The goal of the Kinetics dataset is to help the computer vision and machine learning communities advance models for video understanding. Given this large human action classification dataset, it may be possible to learn powerful video representations that transfer to different video tasks.
The Kinetics-700-2020 dataset will be used for this challenge. Kinetics-700-2020 is a large-scale, high-quality dataset of YouTube video URLs which include a diverse range of human focused actions. The aim of the Kinetics dataset is to help the machine learning community create more advanced models for video understanding. It is an approximate super-set of both Kinetics-400, released in 2017, Kinetics-600, released in 2018 and Kinetics-700, released in 2019.
The dataset consists of approximately 650,000 video clips, and covers 700 human action classes with at least 700 video clips for each action class. Each clip lasts around 10 seconds and is labeled with a single class. All of the clips have been through multiple rounds of human annotation, and each is taken from a unique YouTube video. The actions cover a broad range of classes including human-object interactions such as playing instruments, as well as human-human interactions such as shaking hands and hugging.
More information about how to download the Kinetics dataset is available here.
You don’t have to wait for a 2TB scan to finish. As the software finds files, it populates a real-time list, allowing you to preview images or documents immediately to verify if the data is salvageable. When Should You Use This Software? This specific version is particularly effective for:
The prompt "GetData Recover My Files Professional 4.9.2.124" sounds like a technical artifact—perhaps a line from an old software log, a dusty installation disc, or the final hope for a corrupted hard drive.
What (photos, videos, database files) are your main priority? GetData Recover My Files Professional 4.9.2.124...
Compatible with FAT 12, FAT 16, FAT 32, NTFS, and NTFS5 file systems.

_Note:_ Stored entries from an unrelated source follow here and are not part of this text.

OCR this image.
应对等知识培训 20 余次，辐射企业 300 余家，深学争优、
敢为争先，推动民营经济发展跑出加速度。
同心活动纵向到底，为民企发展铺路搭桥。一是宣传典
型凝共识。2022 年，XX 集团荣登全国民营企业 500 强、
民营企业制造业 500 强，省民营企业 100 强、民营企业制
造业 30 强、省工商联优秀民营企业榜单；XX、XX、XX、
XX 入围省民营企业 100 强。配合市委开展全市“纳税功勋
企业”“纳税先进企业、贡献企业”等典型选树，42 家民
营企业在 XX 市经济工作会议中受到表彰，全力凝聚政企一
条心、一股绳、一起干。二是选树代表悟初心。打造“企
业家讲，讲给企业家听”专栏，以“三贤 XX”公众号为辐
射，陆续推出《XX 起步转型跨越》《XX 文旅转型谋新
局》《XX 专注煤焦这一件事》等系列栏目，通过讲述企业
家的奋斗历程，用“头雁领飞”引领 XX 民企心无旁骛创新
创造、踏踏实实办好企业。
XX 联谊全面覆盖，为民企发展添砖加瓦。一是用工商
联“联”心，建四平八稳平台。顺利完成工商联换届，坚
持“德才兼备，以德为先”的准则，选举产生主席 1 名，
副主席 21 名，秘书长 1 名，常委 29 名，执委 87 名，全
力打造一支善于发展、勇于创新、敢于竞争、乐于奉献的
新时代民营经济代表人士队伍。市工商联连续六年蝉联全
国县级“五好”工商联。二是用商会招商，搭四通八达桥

Once you click "Start," the scan progresses through distinct phases: You don’t have to wait for a 2TB scan to finish
The Professional edition of Recover My Files focuses on deep storage analysis and versatility. The key capabilities of build 4.9.2.124 include:
Click to begin the process. The software will display a progress bar alongside a real-time count of discovered files. Once completed, navigate through the folder tree on the left panel, use the preview tab to verify integrity, and check the boxes next to the items you want to keep. Step 6: Save to a Secure Location This specific version is particularly effective for: The
Organizes items by extension (e.g., all PDFs grouped together).
and 500MB of RAM, which may cause lower-end PCs to freeze or crash. Success Rate
Fast scans optimized for accidental deletions (e.g., emptying the Recycle Bin or using Shift + Delete ).

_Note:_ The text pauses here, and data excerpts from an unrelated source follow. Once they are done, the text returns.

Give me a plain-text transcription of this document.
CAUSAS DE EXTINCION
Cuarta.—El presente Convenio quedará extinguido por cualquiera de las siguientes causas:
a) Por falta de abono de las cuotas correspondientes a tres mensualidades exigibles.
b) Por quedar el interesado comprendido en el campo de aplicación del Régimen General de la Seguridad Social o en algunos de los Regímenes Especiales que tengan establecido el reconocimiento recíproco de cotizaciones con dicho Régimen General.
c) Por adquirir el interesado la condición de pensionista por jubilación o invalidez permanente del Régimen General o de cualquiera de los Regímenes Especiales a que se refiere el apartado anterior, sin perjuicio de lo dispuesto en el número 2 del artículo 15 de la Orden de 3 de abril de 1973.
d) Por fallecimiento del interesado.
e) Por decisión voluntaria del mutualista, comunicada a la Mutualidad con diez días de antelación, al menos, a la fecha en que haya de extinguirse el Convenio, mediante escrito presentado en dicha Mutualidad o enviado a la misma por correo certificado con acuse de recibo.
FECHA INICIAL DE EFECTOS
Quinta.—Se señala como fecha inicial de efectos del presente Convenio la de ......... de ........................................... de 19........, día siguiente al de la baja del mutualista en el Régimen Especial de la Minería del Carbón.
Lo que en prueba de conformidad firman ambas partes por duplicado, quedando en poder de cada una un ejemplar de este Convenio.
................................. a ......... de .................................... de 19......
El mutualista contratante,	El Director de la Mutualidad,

Data loss can happen in an instant, but recovering your files does not have to be an impossible task. GetData Recover My Files Professional 4.9.2.124 is a dedicated data recovery software solution built to rescue deleted files from various storage media. This article provides a comprehensive overview of its features, recovery capabilities, installation steps, and operational guidelines. 🛠️ Key Features of Recover My Files Professional
1. Possible to use ImageNet checkpoints?
We allow finetuning from public ImageNet checkpoints for the supervised track -- but a link to the specific checkpoint should be provided with each submission.
2. Possible to use optical flow?
Flow can be used as long as not trained on external datasets, except if they are synthetic.
3. Can we train on test data without labels (e.g. transductive)?
No.
4. Can we use semantic class label information?
Yes, for the supervised track.
5. Will there be special tracks for methods using fewer FLOPs / small models or just RGB vs RGB+Audio in the self-supervised track?
We will ask participants to provide the total number of model parameters and the modalities used and plan to create special mentions for those doing well in each setting, but not specific tracks.